On May 5, 2015, the Financial Crimes Enforcement Network (FinCEN), the US federal anti-money laundering agency, announced a $700,000 civil penalty against Ripple Labs Inc. (Ripple) and its subsidiary for acting as an unregistered money services business.

FinCEN and the United States Attorney’s Office for the Northern District of California, a division of the US Department of Justice, coordinated the enforcement action against Ripple and its subsidiary XRP II LLC. Since March of 2013, virtual currency exchangers and administrators have had to register as money services businesses (MSBs) with FinCEN and comply with the anti-money laundering (AML) regulations applicable to MSBs, such as maintaining an AML compliance program and reporting suspicious transactions. Both Ripple and XRP II failed to register as an MSB, maintain an AML compliance program and report suspicious transactions. For purposes of the Bank Secrecy Act, FinCEN determined that Ripple and XRP II “willfully” violated those requirements. The Department of Justice was involved because operation of an MSB without appropriate registration also violates federal criminal law.

The virtual currency known as XRP is the second-largest cryptocurrency (by market capitalization) after Bitcoin.

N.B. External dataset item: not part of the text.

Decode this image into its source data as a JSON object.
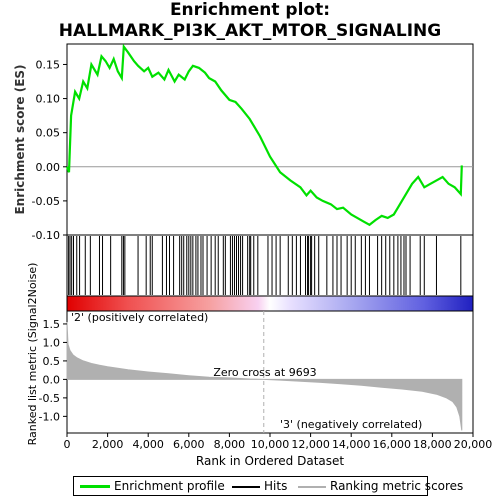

Ripple and XRP II also entered into a 3-year settlement agreement with the US Attorney’s Office resolving possible criminal charges and forfeited $450,000, which will be credited towards payment of the FinCEN civil penalty but which is not tax-deductible. In addition, the two companies agreed to take steps to comply with all applicable laws, including registration as an MSB, review three years of past activity to determine if additional suspicious activity reports need to be filed and have external independent audits of their AML compliance. In addition, Ripple Labs must offer incentives, including but not limited to XRP giveaways, for existing Ripple Trade users to transfer their virtual currency “wallets” to “wallets” with customer identification information or accounts.